Лев в это время сидел в лагере. Кто-то мне говорил, что его отсидка в Норильске была второй. Значит, в пятидесятых он тянул свой третий лагерный срок. На год, когда я попал в Голицино, пришелся пик того процесса, который хлестко поименовали «эпохой позднего реабилитанса». Ахматова приехала в Москву хлопотать об ocвобождении сына. Она просила помощи у Шолохова, он обещал написать письмо председателю Верховного суда Волину (или Волгину?). Однажды утром Ахматова уехала из Голицино на свидание с Михаилом Андреевичем. Вернулась она поздно вечером и позвала меня к себе. Взбудораженная и взволнованная, она рассказала, что произошло.
Когда она пришла, ей сказали, что Шолохова нет в Москве. Она возразила: он сам назначил ей встречу на этот день и час — наверное, уезжая, он ей что-то оставил. Тогда ей объяснили, что Михаил Андреевич вообще-то дома, но нездоров и принять ее не может. Она поняла, что он запил и лежит в бесчувствии. Надо было уходить. Вдруг появился Шолохов — в одном исподнем. Он был пьян, язык еле вывязывал слова:
— Аннушка, заходи. Я это... написал. Возьмешь.
Он провел ее в свой кабинет и, не одевшись, даже халата не накинув, стал рыться в ящиках стола, вышвыривая на пол одну бумагу за другой. Обещанное письмо все не попадалось. Очевидно, Шолохов не написал его, но забыл об этом. Она сказала: не надо рыться в столе, она зайдет в следующий раз, пусть он только скажет — когда. Он не пустил ее.
— Было же, Аннушка. Где-то лежит...
И продолжал ожесточенно расшвыривать бумаги.
Обещанное письмо отыскалось на дне одного из ящиков. Шолохов вручил его Ахматовой и широко зевнул:
— Отправляй. А я — извини — посплю.
И, как был, не собирая разбросанных по полу бумаг, повалился на диван.
Уже не скажу, показала ли мне Ахматова то письмо, но как расстроганно блестели ее глаза, как взволнованно подрагивал голос, когда она говорила о пьяном Шолохове — помню.
Второй темой бесед была поэзия. Ахматова привезла с собой французскую книжку — переводила чью-то повесть для советского издательства. Не знаю, почему она не дала мне своего цикла стихотворений о сыне, возможно, не захватила их с собой в Москву: по тем временам они были небезопасны. Но она дала мне — и не на один вечер — «Поэму без героя».
Название не корреспондировало сути: герой в поэме был — сама Анна Андреевна. Помню такие строки:
Я читал и перечитывал поэму (к сожалению, ничего не переписывал) —упивался лучшими строчками, твердил, запоминал, но так и не запомнил самые выразительные главы. Меня восхищали нежные мелодии, тревожило колокольное вступление и блестящие картины бала-маскарада с его веселыми и трагическими масками и огромной силы сцены самоубийства юного поклонника, застрелившегося у ее квартиры в момент прощания.

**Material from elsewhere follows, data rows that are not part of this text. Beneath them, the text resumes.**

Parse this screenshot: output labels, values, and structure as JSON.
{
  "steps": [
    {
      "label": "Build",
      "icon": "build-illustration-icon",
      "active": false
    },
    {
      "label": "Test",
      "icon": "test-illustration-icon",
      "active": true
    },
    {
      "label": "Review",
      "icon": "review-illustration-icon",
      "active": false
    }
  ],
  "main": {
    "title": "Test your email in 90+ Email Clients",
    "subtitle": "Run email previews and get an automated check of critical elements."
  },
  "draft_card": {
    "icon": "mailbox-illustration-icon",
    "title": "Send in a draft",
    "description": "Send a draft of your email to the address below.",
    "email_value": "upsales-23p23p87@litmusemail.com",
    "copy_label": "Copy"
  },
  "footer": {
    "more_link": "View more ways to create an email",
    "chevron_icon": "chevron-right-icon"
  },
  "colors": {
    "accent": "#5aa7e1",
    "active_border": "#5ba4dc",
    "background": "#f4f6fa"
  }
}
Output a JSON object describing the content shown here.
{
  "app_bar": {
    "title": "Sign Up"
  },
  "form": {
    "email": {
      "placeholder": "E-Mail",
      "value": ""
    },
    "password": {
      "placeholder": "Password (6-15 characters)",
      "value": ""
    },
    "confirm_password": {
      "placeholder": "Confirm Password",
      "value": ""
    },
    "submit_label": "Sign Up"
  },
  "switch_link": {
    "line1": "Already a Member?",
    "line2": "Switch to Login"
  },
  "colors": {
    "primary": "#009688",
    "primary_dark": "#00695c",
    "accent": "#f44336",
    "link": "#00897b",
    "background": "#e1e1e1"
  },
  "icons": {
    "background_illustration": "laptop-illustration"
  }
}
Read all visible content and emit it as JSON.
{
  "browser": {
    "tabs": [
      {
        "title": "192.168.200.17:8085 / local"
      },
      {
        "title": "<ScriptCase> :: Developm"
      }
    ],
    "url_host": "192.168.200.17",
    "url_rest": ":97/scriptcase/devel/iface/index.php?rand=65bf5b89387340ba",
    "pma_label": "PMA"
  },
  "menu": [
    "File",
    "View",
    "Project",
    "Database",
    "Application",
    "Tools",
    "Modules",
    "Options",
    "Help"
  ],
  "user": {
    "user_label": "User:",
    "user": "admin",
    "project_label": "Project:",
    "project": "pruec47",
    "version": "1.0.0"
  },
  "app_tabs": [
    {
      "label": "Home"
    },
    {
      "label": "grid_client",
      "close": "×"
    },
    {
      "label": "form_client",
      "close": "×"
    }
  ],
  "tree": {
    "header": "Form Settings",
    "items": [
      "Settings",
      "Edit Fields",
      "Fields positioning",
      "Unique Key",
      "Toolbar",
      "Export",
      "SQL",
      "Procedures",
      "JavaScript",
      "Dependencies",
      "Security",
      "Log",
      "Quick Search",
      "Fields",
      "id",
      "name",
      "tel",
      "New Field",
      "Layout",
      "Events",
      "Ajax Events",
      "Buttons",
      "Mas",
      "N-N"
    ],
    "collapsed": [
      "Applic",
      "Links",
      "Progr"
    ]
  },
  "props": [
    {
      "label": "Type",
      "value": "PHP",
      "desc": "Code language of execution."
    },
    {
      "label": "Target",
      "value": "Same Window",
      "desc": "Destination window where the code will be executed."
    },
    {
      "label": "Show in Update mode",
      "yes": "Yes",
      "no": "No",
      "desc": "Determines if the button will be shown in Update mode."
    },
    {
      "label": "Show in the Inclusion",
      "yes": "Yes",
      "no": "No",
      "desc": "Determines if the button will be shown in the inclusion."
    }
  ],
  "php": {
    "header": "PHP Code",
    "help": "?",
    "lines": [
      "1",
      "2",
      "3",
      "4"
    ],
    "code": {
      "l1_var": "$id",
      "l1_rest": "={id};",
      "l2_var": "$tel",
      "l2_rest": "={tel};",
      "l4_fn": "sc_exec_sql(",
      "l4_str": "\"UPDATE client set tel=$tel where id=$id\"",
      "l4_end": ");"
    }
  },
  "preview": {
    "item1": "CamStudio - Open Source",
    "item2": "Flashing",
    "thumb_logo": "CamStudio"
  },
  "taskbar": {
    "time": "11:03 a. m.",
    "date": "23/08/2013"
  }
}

Превосходно была передана общественная тревога, охватившая окружение Ахматовой перед войной — ожидание крушения и непроизвольное стремление ускорить бурю, которая, возможно, несет тебе гибель. Вполне по старой формуле: «Лучше страшный конец, чем страх без конца». Не уверен, что Ахматова точно передала реальные настроения того времени, но если это была подправленная последующими событиями реминисценция, то, во всяком случае, стихи звучали великолепно, а для меня это было главным.
Полный вечер мы говорили с ней о «Поэме без героя». Она охотно выслушивала мои восторги, расшифровывала автонимы (помню, что и Николай Степанович упоминался, и юноша Князев, и многие другие). Как все настоящие поэты, она объективировала себя, становилась для самой себя персонифицированным литературным явлением — и поэтому с Ахматовой можно было говорить о ней как о некоем объекте, отличном от нее, сидящей на диванчике. Но в понимание себя, кроме литературоведческой оценки, подправленной самолюбием, она вносила и типично женский взгляд — как бы со стороны.